What the authors study in their paper (the attack described above is just their motivation) are algorithms that suppress statistical trends across many records in the data. If you are tasked with suppressing statistical trends (perhaps a protected class has not collectively consented to some disclosure), it is worth understanding what is going on here (and in related papers).
These cited examples of correlation---social, behavior, genetic, and more---are great examples of where we need to carefully evaluate our privacy expectations. Should we expect that information held by others will remain secret? It is a bit out of our control. Obviously we would want our genomic data to be a total secret, right? Well, 98% of it sure isn't (thanks monkeys; read the papers next time). Well, we sure expect "the rest" to be kept secret then. Really, what's that?
How much of your genome is currently still a secret, and for how long will that hold?
That is a really hard questions to answer, because specific answers rely on understanding real dependences in genomic data, and we aren't there yet scientifically (in genomics, at least). The answers will also change with time (as genomics advances) and depend on who you ask (a geneticist may know much more than your barber). It is difficult even to define what is currently a secret about you, and much more difficult to enforce that it remains such.

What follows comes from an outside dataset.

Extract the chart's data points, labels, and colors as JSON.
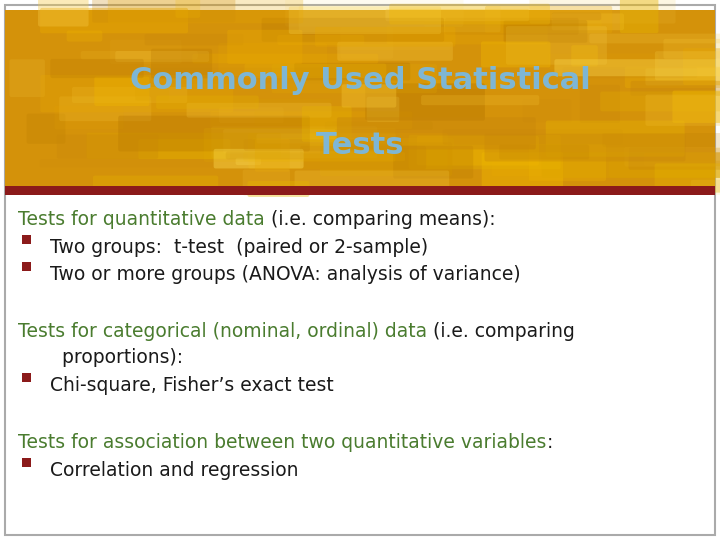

On the other hand, we do not need to answer these hard questions to provide actionable privacy guarantees: your contribution of genomic data, when guarded with differential privacy, will reveal no further secrets about you. We can't tell you what secrets you started with or how for long you'll have those secrets, nor can anyone else, but we can guarantee that you aren't disclosing any new secrets by participating in a differentially private computation. This is a privacy expectation you should have: your contribution to a privacy-respecting computation should disclose no new secrets about you, no matter what secrets you happen to have.